Principal Secretary
- In office 2007 - 2011
- Chief Minister: Parkash Singh Badal

= Darbara Singh Guru =

Indian politician

Darbara Singh Guru is a retired bureaucrat of the 1980-batch Indian Administrative Service (IAS) of the Punjab cadre, known for his long career in public administration and later for his political involvement. He remained the Principal Secretary to former Chief Minister of Punjab, Parkash Singh Badal from 2007 to 2011.

==Biography==

===Early life and education===
Guru was born to Pritam Singh into a Ravidassia caste in Bhadaur and pursued his education in the state before entering the Indian Administrative Service. He completed his Master’s degree in Physics (M.Sc.) from Punjabi University, Patiala, which laid the foundation for his academic and professional journey.

===Bureaucratic career===
Guru had a long and varied bureaucratic career as a 1980-batch IAS officer of the Punjab cadre. He served in several important administrative capacities in the state. Early in his career, he worked as Deputy Commissioner of Jalandhar, where he handled both developmental and law-and-order responsibilities. He later rose to senior positions in the Punjab government, holding diverse portfolios in governance, health, and public administration.
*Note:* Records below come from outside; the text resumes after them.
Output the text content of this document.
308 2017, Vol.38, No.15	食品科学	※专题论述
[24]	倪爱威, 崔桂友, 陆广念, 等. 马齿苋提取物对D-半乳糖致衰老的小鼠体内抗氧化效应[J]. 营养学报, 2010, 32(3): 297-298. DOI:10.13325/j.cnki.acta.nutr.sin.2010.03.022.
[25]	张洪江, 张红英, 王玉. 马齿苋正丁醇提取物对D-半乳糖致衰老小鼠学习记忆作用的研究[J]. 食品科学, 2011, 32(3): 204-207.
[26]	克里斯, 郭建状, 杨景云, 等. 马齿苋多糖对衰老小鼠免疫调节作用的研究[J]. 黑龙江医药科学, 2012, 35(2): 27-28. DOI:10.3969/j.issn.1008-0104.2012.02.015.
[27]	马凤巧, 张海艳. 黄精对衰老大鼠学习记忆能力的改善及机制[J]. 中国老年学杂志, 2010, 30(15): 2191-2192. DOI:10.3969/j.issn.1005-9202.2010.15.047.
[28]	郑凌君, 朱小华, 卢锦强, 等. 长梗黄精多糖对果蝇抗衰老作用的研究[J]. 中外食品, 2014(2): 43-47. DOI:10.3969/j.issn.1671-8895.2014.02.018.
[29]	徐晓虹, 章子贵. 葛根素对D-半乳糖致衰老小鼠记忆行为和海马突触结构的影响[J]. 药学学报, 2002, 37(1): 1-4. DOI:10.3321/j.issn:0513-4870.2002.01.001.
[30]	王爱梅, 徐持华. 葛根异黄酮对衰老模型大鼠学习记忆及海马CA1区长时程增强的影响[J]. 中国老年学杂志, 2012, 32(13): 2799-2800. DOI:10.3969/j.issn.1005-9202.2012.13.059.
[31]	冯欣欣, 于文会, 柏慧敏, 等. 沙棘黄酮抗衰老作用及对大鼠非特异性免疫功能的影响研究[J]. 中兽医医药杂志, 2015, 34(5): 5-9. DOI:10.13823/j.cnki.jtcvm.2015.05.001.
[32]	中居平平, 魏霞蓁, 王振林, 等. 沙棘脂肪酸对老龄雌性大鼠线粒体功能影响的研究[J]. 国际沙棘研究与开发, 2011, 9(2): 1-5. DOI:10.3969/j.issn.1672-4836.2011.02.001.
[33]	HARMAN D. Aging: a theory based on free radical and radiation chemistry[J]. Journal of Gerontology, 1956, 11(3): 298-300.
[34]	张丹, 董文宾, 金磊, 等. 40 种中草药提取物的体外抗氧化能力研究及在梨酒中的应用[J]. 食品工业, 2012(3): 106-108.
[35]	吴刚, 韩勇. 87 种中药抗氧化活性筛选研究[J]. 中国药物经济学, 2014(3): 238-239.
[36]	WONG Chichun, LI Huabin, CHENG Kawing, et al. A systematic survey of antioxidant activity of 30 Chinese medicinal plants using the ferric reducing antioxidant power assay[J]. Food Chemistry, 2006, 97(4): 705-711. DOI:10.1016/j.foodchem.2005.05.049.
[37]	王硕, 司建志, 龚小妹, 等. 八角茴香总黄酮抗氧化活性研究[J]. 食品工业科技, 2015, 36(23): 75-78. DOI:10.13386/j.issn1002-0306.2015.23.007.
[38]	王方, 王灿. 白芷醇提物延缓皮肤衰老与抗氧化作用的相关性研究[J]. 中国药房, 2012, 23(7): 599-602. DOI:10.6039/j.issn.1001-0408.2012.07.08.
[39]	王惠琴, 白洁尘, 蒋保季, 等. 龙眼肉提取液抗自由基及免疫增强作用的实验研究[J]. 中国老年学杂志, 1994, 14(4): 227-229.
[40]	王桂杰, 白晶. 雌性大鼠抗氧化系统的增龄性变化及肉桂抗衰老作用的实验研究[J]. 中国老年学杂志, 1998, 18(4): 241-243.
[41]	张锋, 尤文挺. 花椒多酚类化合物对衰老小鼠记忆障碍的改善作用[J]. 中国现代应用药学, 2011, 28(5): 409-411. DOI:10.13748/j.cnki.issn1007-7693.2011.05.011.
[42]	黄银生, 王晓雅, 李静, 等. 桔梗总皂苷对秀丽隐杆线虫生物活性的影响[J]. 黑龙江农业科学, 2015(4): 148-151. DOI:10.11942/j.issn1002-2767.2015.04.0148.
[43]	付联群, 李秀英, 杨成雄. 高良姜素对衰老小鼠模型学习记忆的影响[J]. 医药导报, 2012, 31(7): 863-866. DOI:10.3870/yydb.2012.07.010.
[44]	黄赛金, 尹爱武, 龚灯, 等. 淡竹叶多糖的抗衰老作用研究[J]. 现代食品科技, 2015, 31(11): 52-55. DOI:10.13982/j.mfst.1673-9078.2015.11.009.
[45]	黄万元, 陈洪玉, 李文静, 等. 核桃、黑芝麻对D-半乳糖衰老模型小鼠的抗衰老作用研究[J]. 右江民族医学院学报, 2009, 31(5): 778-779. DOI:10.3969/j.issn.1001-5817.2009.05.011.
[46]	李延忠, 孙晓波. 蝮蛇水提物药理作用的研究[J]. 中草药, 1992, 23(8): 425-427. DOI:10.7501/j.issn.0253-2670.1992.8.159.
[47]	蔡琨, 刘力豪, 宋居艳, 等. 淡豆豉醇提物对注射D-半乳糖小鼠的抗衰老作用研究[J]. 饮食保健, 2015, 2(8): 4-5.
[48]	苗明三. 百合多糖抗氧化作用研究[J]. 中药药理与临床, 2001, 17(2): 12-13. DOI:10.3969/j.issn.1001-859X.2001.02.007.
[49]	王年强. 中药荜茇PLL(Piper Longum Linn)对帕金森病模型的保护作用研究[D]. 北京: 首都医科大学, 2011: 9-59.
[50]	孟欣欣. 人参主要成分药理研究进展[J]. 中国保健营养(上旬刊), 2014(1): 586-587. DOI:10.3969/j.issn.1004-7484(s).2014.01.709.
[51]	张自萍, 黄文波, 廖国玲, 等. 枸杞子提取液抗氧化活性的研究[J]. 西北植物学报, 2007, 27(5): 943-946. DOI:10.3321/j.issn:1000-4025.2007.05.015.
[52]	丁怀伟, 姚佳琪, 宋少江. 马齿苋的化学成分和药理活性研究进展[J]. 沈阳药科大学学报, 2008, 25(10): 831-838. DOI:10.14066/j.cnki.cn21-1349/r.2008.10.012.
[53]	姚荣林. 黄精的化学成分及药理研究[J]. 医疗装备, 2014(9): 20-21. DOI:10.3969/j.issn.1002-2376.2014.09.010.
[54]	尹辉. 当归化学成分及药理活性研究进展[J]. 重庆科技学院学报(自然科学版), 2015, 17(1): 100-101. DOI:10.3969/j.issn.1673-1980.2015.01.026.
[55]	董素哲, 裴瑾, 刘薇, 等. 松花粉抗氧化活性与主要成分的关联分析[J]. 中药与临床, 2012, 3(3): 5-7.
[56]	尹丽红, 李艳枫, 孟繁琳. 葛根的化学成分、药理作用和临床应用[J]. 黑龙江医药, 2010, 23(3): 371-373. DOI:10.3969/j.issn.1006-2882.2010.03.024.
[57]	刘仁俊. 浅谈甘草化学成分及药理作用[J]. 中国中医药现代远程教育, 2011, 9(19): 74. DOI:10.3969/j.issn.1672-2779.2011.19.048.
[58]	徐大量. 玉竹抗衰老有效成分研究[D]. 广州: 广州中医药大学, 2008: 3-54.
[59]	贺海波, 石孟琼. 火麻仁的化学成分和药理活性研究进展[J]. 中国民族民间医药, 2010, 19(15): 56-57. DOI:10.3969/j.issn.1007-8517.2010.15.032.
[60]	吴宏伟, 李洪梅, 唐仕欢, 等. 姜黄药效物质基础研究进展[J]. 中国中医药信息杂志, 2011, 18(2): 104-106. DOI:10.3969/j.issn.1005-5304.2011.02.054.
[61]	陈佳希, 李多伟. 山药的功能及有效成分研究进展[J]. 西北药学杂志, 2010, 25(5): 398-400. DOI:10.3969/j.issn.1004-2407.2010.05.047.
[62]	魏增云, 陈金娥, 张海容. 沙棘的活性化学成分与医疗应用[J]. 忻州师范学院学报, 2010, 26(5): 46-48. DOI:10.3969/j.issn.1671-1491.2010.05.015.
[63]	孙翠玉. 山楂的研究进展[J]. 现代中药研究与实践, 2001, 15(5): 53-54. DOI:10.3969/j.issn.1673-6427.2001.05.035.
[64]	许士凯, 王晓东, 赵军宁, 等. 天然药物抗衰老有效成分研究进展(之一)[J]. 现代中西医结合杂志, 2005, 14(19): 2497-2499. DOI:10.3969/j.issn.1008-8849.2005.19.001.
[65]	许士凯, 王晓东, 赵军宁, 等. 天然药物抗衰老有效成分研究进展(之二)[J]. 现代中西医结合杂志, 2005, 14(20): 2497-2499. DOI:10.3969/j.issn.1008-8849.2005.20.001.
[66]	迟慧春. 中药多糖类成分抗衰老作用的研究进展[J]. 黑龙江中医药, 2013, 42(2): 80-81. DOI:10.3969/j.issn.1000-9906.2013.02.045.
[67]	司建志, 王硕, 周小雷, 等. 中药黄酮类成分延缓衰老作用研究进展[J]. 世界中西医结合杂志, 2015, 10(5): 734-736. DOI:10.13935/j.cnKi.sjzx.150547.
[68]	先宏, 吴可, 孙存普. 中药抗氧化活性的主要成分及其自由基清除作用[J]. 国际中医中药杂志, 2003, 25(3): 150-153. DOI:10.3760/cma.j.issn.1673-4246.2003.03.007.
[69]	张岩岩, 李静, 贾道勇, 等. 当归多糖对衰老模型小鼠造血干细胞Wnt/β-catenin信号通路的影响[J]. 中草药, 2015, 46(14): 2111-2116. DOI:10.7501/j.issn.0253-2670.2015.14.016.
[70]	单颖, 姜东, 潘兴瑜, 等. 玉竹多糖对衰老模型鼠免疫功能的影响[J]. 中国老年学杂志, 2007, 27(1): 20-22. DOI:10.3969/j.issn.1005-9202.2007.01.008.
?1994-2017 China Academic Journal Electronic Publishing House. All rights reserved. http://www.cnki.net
His most prominent role came between 2007 and 2011, when he served as Principal Secretary to Chief Minister Parkash Singh Badal, making him one of the most influential bureaucrats in the state during that period. In this position, he oversaw policy implementation, coordinated between departments, and advised the Chief Minister on administrative affairs. Throughout his service, Guru was known for being a trusted aide to the political leadership, which enhanced his stature within the bureaucracy.

===Political career===
After retiring from the IAS, Darbara Singh Guru entered active politics with the Shiromani Akali Dal (SAD), leveraging his long administrative experience and close association with former Chief Minister Parkash Singh Badal. He first contested the 2012 Punjab Assembly election from Bhadaur (SC) constituency on an SAD ticket but lost, and later contested again in 2017 from Bassi Pathana (SC), where he was also unsuccessful. In the 2019 Lok Sabha elections, SAD fielded him from Fatehgarh Sahib (reserved) constituency, but lost to Amar Singh from Indian National Congress putting up a tough fight. Despite electoral setbacks, Guru remained a visible figure in SAD’s political strategies, often regarded as part of the party’s inner circle. At one point, he resigned from SAD, citing dissatisfaction, but he rejoined the party in 2023, reaffirming his loyalty to the Akali fold.

== Controversy ==
Guru's name was featured in the Punjab and Haryana High Court petition, accused of indiscriminate firing and killing of 4 Sikh youth in Nakodar in 1986. He was the officiating Deputy Commissioner for Jalandhar in February 1986 and also officiated as the District Magistrate. Following the sacrilege on Gurdwara Guru Arjan in Nakodar on 2 February 1986, Darbara signed the curfew orders for 3 February. He ordered the protesters to go to a different location where the police opened fire.

Darbara Singh Guru has denied any association with the killings.